Our coalition is the successor to the Ontarians with Disabilities Act Committee. The ODA Committee advocated for over ten years for the enactment of strong, effective disability accessibility legislation. Our coalition builds on the ODA Committee’s work. We draw our supporters from the ODA Committee's broad, grassroots base. To learn about the ODA Committee's history, visit: http://www.odacommittee.net.
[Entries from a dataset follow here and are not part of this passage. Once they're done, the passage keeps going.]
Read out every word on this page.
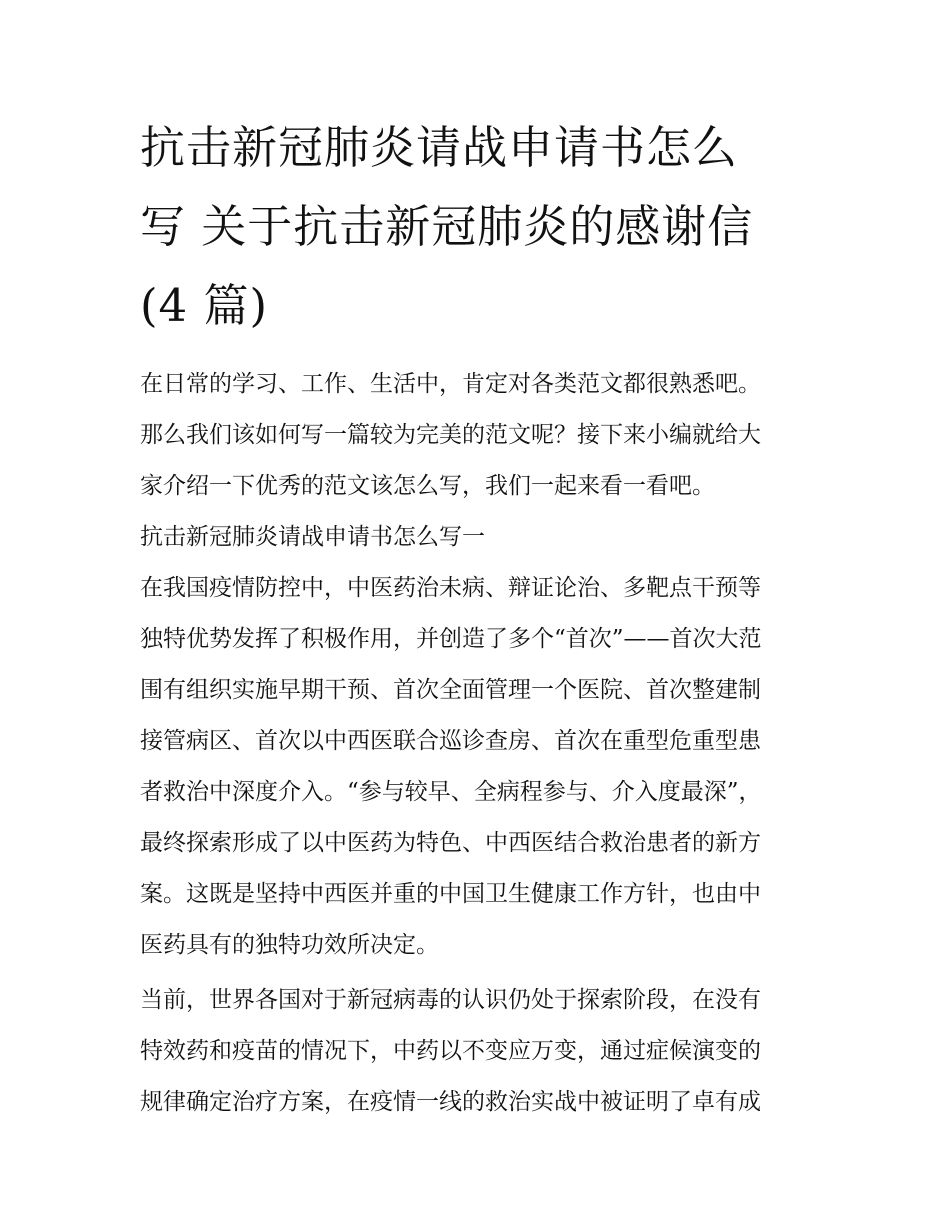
抗击新冠肺炎请战申请书怎么
写 关于抗击新冠肺炎的感谢信
(4 篇)

在日常的学习、工作、生活中，肯定对各类范文都很熟悉吧。
那么我们该如何写一篇较为完美的范文呢？接下来小编就给大
家介绍一下优秀的范文该怎么写，我们一起来看一看吧。

抗击新冠肺炎请战申请书怎么写一

在我国疫情防控中，中医药治未病、辩证论治、多靶点干预等
独特优势发挥了积极作用，并创造了多个“首次”——首次大范
围有组织实施早期干预、首次全面管理一个医院、首次整建制
接管病区、首次以中西医联合巡诊查房、首次在重型危重型患
者救治中深度介入。“参与较早、全病程参与、介入度最深”，
最终探索形成了以中医药为特色、中西医结合救治患者的新方
案。这既是坚持中西医并重的中国卫生健康工作方针，也由中
医药具有的独特功效所决定。

当前，世界各国对于新冠病毒的认识仍处于探索阶段，在没有
特效药和疫苗的情况下，中药以不变应万变，通过症候演变的
规律确定治疗方案，在疫情一线的救治实战中被证明了卓有成
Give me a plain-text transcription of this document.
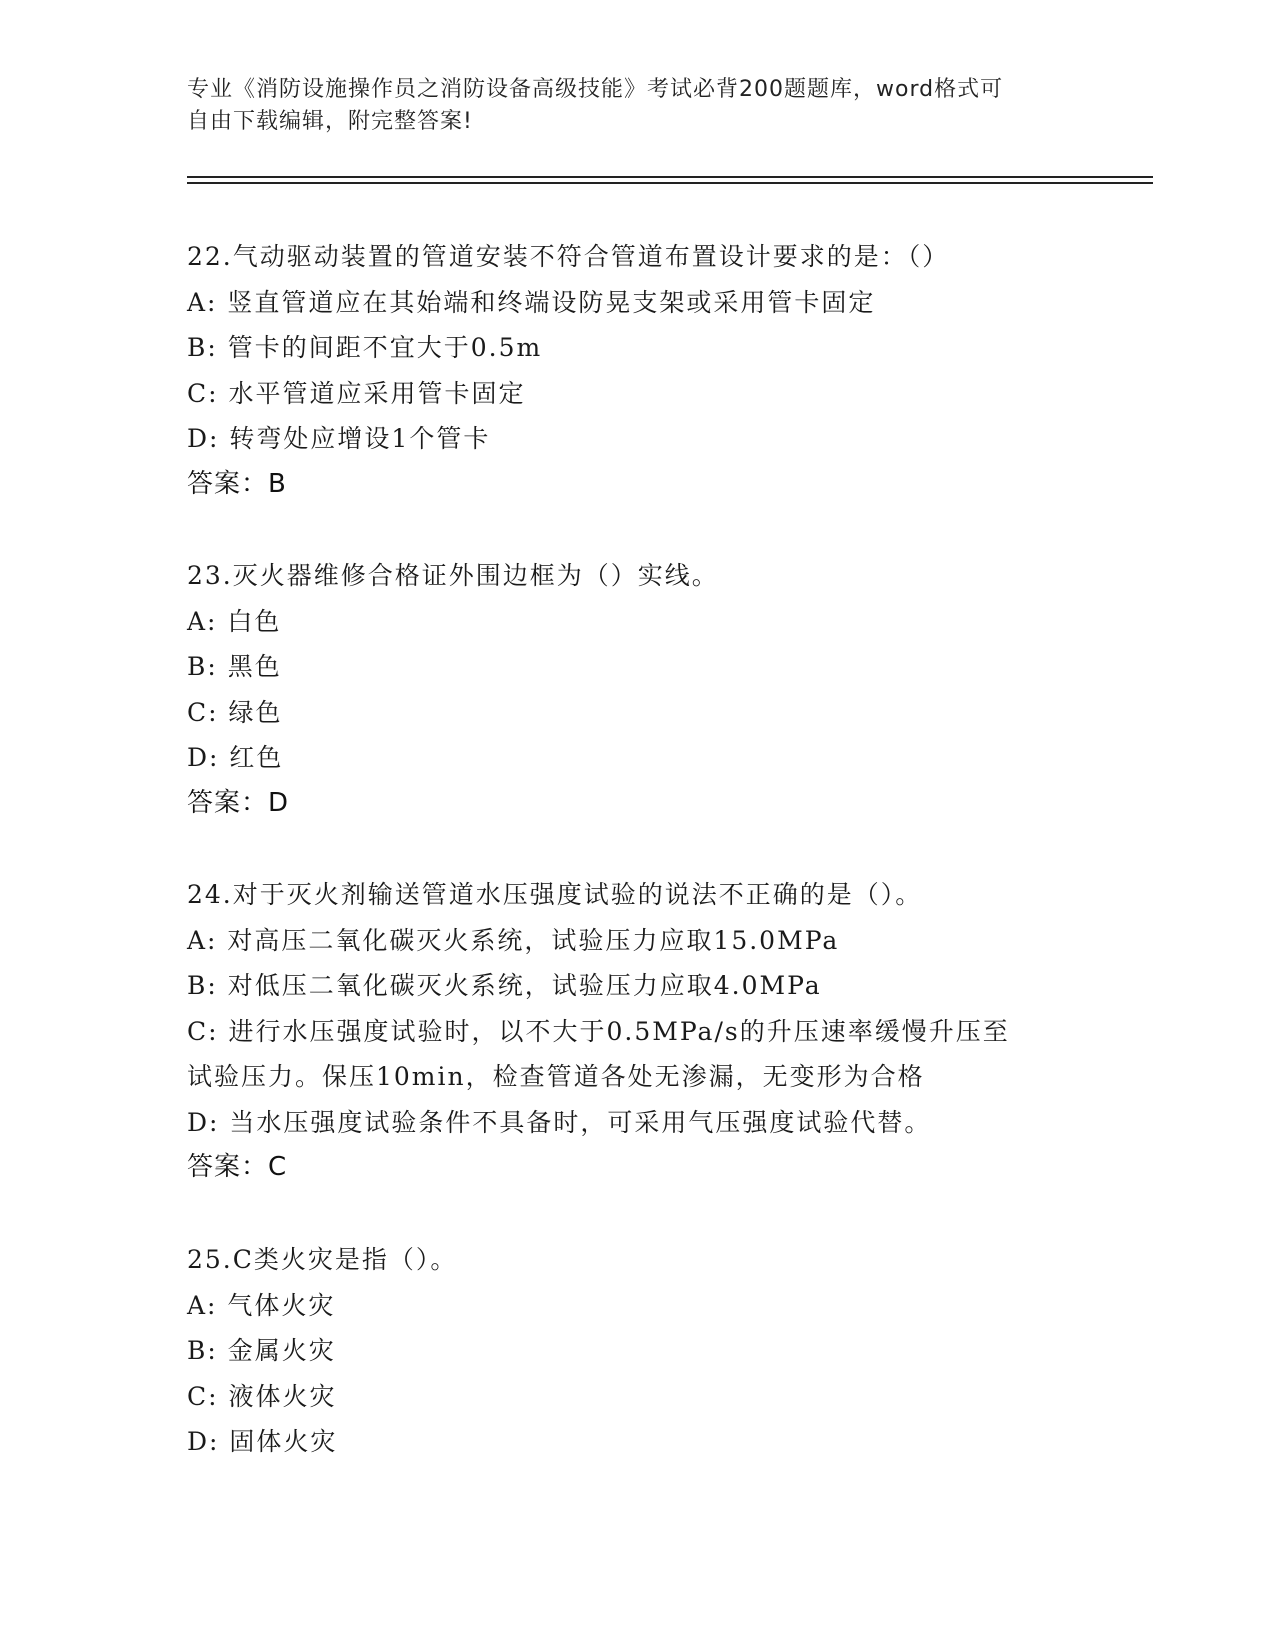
专业《消防设施操作员之消防设备高级技能》考试必背200题题库，word格式可
自由下载编辑，附完整答案!
22.气动驱动装置的管道安装不符合管道布置设计要求的是：（）
A: 竖直管道应在其始端和终端设防晃支架或采用管卡固定
B: 管卡的间距不宜大于0.5m
C: 水平管道应采用管卡固定
D: 转弯处应增设1个管卡
答案：B
23.灭火器维修合格证外围边框为（）实线。
A: 白色
B: 黑色
C: 绿色
D: 红色
答案：D
24.对于灭火剂输送管道水压强度试验的说法不正确的是（）。
A: 对高压二氧化碳灭火系统，试验压力应取15.0MPa
B: 对低压二氧化碳灭火系统，试验压力应取4.0MPa
C: 进行水压强度试验时，以不大于0.5MPa/s的升压速率缓慢升压至
试验压力。保压10min，检查管道各处无渗漏，无变形为合格
D: 当水压强度试验条件不具备时，可采用气压强度试验代替。
答案：C
25.C类火灾是指（）。
A: 气体火灾
B: 金属火灾
C: 液体火灾
D: 固体火灾
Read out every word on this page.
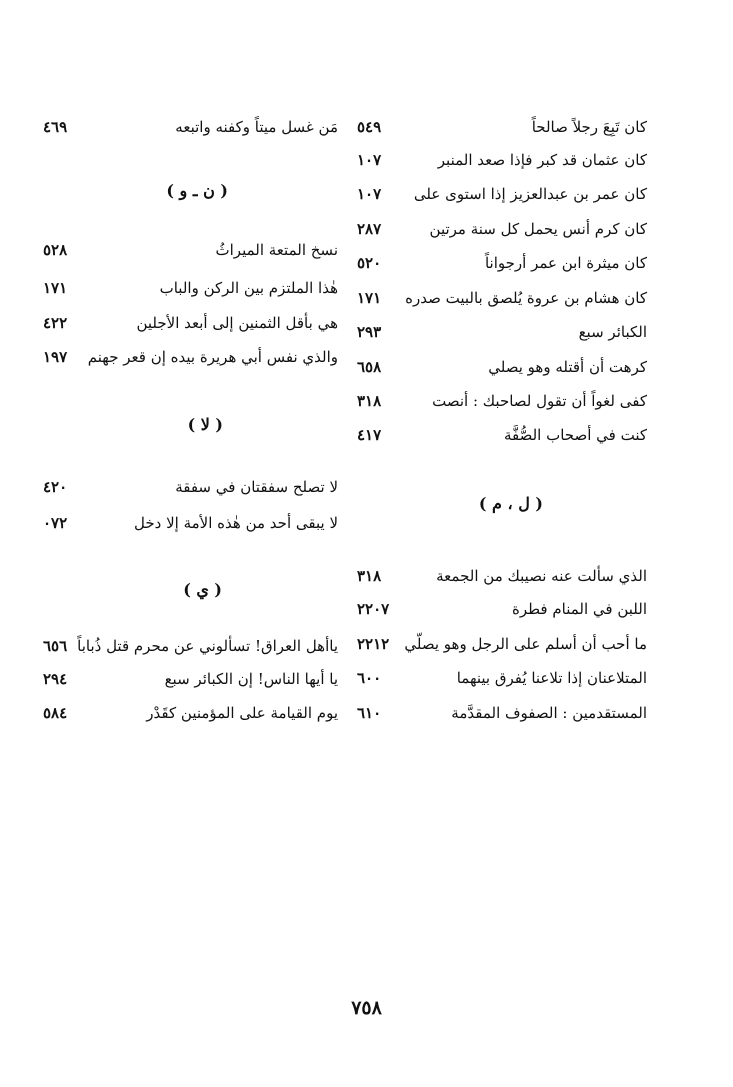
كان تَبِعَ رجلاً صالحاً
٥٤٩
كان عثمان قد كبر فإذا صعد المنبر
١٠٧
كان عمر بن عبدالعزيز إذا استوى على
١٠٧
كان كرم أنس يحمل كل سنة مرتين
٢٨٧
كان ميثرة ابن عمر أرجواناً
٥٢٠
كان هشام بن عروة يُلصق بالبيت صدره
١٧١
الكبائر سبع
٢٩٣
كرهت أن أقتله وهو يصلي
٦٥٨
كفى لغواً أن تقول لصاحبك : أنصت
٣١٨
كنت في أصحاب الصُّفَّة
٤١٧
( ل ، م )
الذي سألت عنه نصيبك من الجمعة
٣١٨
اللبن في المنام فطرة
٢٢٠٧
ما أحب أن أسلم على الرجل وهو يصلّي
٢٢١٢
المتلاعنان إذا تلاعنا يُفرق بينهما
٦٠٠
المستقدمين : الصفوف المقدَّمة
٦١٠
مَن غسل ميتاً وكفنه واتبعه
٤٦٩
( ن ـ و )
نسخ المتعة الميراثُ
٥٢٨
هٰذا الملتزم بين الركن والباب
١٧١
هي بأقل الثمنين إلى أبعد الأجلين
٤٢٢
والذي نفس أبي هريرة بيده إن قعر جهنم
١٩٧
( لا )
لا تصلح سفقتان في سفقة
٤٢٠
لا يبقى أحد من هٰذه الأمة إلا دخل
٠٧٢
( ي )
ياأهل العراق! تسألوني عن محرم قتل ذُباباً
٦٥٦
يا أيها الناس! إن الكبائر سبع
٢٩٤
يوم القيامة على المؤمنين كقَدْر
٥٨٤
٧٥٨
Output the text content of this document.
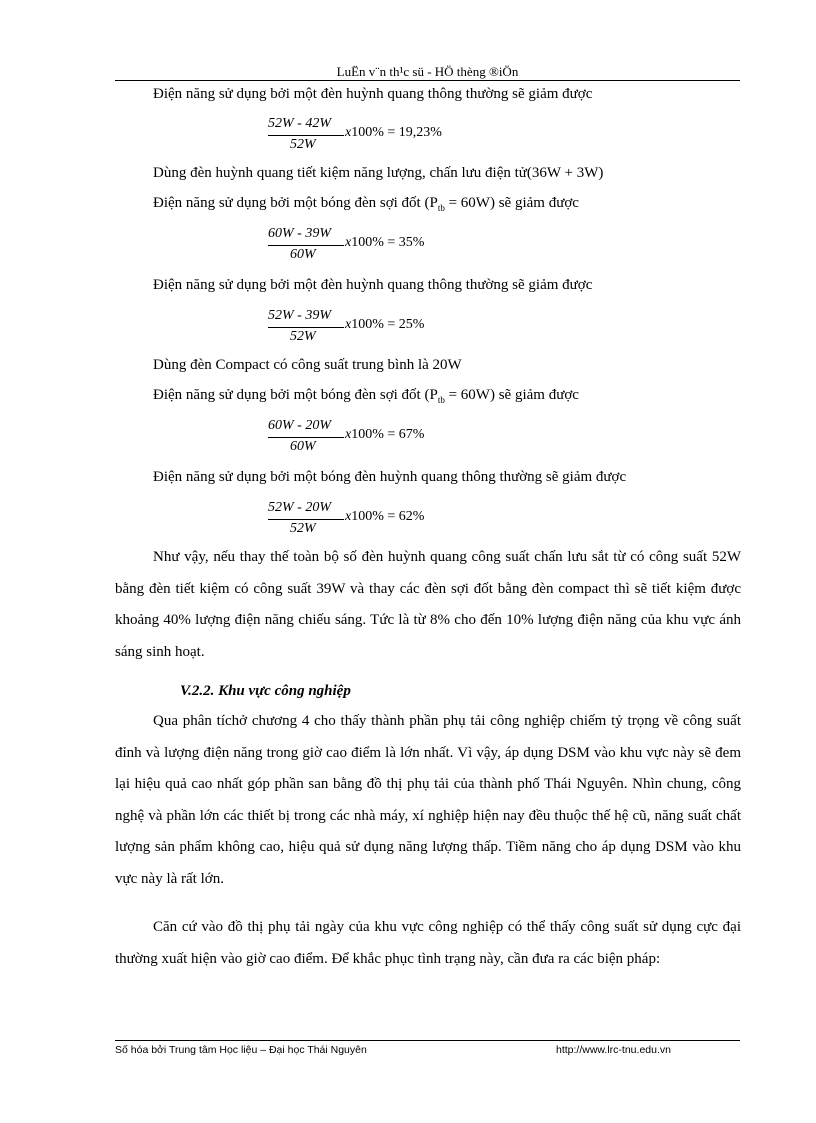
LuËn v¨n th¹c sü - HÖ thèng ®iÖn
Điện năng sử dụng bởi một đèn huỳnh quang thông thường sẽ giảm được
52W - 42W
52W
x100% = 19,23%
Dùng đèn huỳnh quang tiết kiệm năng lượng, chấn lưu điện tử(36W + 3W)
Điện năng sử dụng bởi một bóng đèn sợi đốt $(P_{tb} = 60W)$ sẽ giảm được
60W - 39W
60W
x100% = 35%
Điện năng sử dụng bởi một đèn huỳnh quang thông thường sẽ giảm được
52W - 39W
52W
x100% = 25%
Dùng đèn Compact có công suất trung bình là 20W
Điện năng sử dụng bởi một bóng đèn sợi đốt $(P_{tb} = 60W)$ sẽ giảm được
60W - 20W
60W
x100% = 67%
Điện năng sử dụng bởi một bóng đèn huỳnh quang thông thường sẽ giảm được
52W - 20W
52W
x100% = 62%
Như vậy, nếu thay thế toàn bộ số đèn huỳnh quang công suất chấn lưu sắt từ có công suất 52W bằng đèn tiết kiệm có công suất 39W và thay các đèn sợi đốt bằng đèn compact thì sẽ tiết kiệm được khoảng 40% lượng điện năng chiếu sáng. Tức là từ 8% cho đến 10% lượng điện năng của khu vực ánh sáng sinh hoạt.
V.2.2. Khu vực công nghiệp
Qua phân tíchở chương 4 cho thấy thành phần phụ tải công nghiệp chiếm tỷ trọng về công suất đỉnh và lượng điện năng trong giờ cao điểm là lớn nhất. Vì vậy, áp dụng DSM vào khu vực này sẽ đem lại hiệu quả cao nhất góp phần san bằng đồ thị phụ tải của thành phố Thái Nguyên. Nhìn chung, công nghệ và phần lớn các thiết bị trong các nhà máy, xí nghiệp hiện nay đều thuộc thế hệ cũ, năng suất chất lượng sản phẩm không cao, hiệu quả sử dụng năng lượng thấp. Tiềm năng cho áp dụng DSM vào khu vực này là rất lớn.
Căn cứ vào đồ thị phụ tải ngày của khu vực công nghiệp có thể thấy công suất sử dụng cực đại thường xuất hiện vào giờ cao điểm. Để khắc phục tình trạng này, cần đưa ra các biện pháp:
Số hóa bởi Trung tâm Học liệu – Đại học Thái Nguyên	http://www.lrc-tnu.edu.vn
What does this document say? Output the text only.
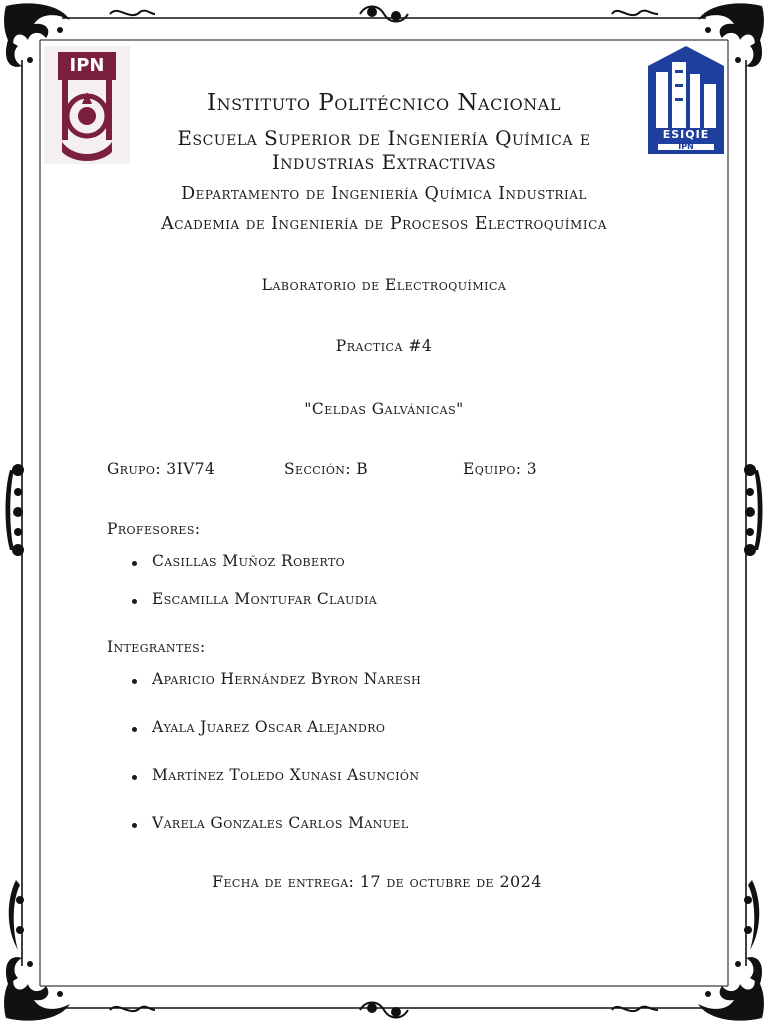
IPN
ESIQIE
IPN
Instituto Politécnico Nacional
Escuela Superior de Ingeniería Química e
Industrias Extractivas
Departamento de Ingeniería Química Industrial
Academia de Ingeniería de Procesos Electroquímica
Laboratorio de Electroquímica
Practica #4
"Celdas Galvánicas"
Grupo: 3IV74	Sección: B	Equipo: 3
Profesores:
Casillas Muñoz Roberto
Escamilla Montufar Claudia
Integrantes:
Aparicio Hernández Byron Naresh
Ayala Juarez Oscar Alejandro
Martínez Toledo Xunasi Asunción
Varela Gonzales Carlos Manuel
Fecha de entrega: 17 de octubre de 2024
We look forward to hearing what action you will take in response to this letter. We will take steps to publicize your review to those who follow our updates.

Sincerely,

David Lepofsky, CM, O.Ont.

Chair, AODA Alliance

cc:        Michael Gottheil, Executive Chair,

            Social Justice Tribunals Ontario

            michael.gottheil@ontario.ca

            Barbara Hall, Chief Commissioner,

            Ontario Human Rights Commission

            barbara.hall@ohrc.on.ca

            Kathy Laird, Executive Director,

            Human Rights Legal Support Centre

            klaird@hrlsc.on.ca

            David Wright, Associate Chair,

            Human Rights Tribunal of Ontario

            david.wright@ontario.ca

EXCERPT FROM OUR NOVEMBER 17, 2011 LETTER TO ANDREW PINTO

Questions this independent review should ask include, for example:

1.  Has Bill 107, as implemented to date, fulfilled the commitments that the McGuinty government made in 2006? The government's commitments are listed and documented at http://www.aodaalliance.org/strong-effective-aoda/07022008.asp

Has it delivered the benefits that its proponents and advocates said it would?

2.  How large is the caseload backlog in Ontario's human rights enforcement system?  How has Bill 107 affected the size of this backlog?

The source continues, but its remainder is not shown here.